In an offline math discussion I pose a question and give students some time to think about their answer either on paper or with a partner or both. Then students report their answers whole group and describe how they got the answer. Students consider how others solved the problem and agree, disagree, or ask questions.
By adapting this process to a blog post with comments, more students could be involved at once at each stage of the discussion. I found three problem types that worked well for this exercise: stretch your thinking problems, find the mistake problems, and odd one out.
“Stretch Your Thinking” Problem
While playing a video game, Lisa scored 400 points. Ali scored three times the number of points Lisa scored. Ezra scored 200 more points than Lisa.
Write an equation with at least one variable to show the answers to the following questions, and then solve.
- How many points did each child score?
- How many more points did Ali score than Ezra?
I went through the problems that appeared on the homework, changed the names, numbers, and situations, and created story problems that aligned with the algebra unit I was teaching. I wanted students to write and solve an equation, because that is our current learning target. I approved only the comments that followed those directions.
“Find the Mistake” Problem
Sarah is planning a party for her classmates. The punch she wants to make has a ratio of 3:2 orange juice to apple juice.
At the store, she finds quarts of orange juice and gallons of apple juice. She buys three containers of orange juice and a gallon of apple juice.
She believes she will have enough juice for 28 cups of punch.
What is her mistake? What should she buy instead?

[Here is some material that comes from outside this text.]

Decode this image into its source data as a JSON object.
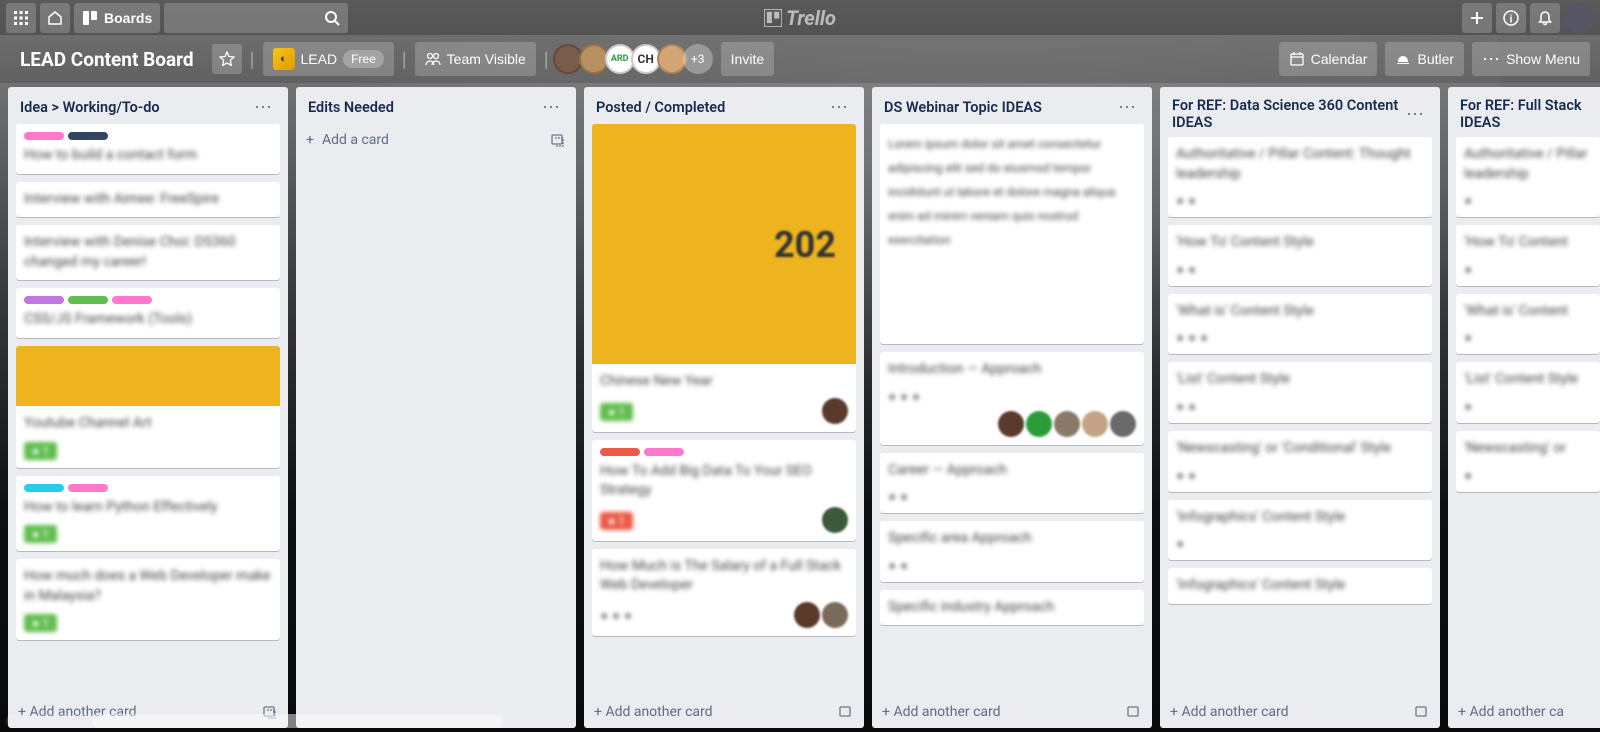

I learned that this problem is the type we need more practice answering. They didn’t understand the problem. They didn’t know how to convert. They didn’t take time to convert. A few students answered the questions correctly, and I plan to use their correct examples when I reteach this type of problem. I haven’t used a blog post as an exit ticket for a lesson, but I plan to. Analyzing their answers gave me quick information about what to teach next.
Odd One Out
Decide which set doesn’t belong and give reasons for your answers.
- 100 pennies
- 8 quarters
- 8 nickels
- 25 dimes
Most students chose “8 nickels” because it is the only one that was less than a dollar. A few students chose other sets and gave their reasons. I deliberately chose four sets that could have more than one correct answer. I have seen this activity work with sets that had a more definite answer.
Once I have approved the comments, students go back and reply to other student comments. Just like in an offline discussion, students can agree, disagree, and question. We have already worked on how to disagree respectfully, and because everyone knows each other in real life they tend to be kinder to one another than what typically happens in online forums.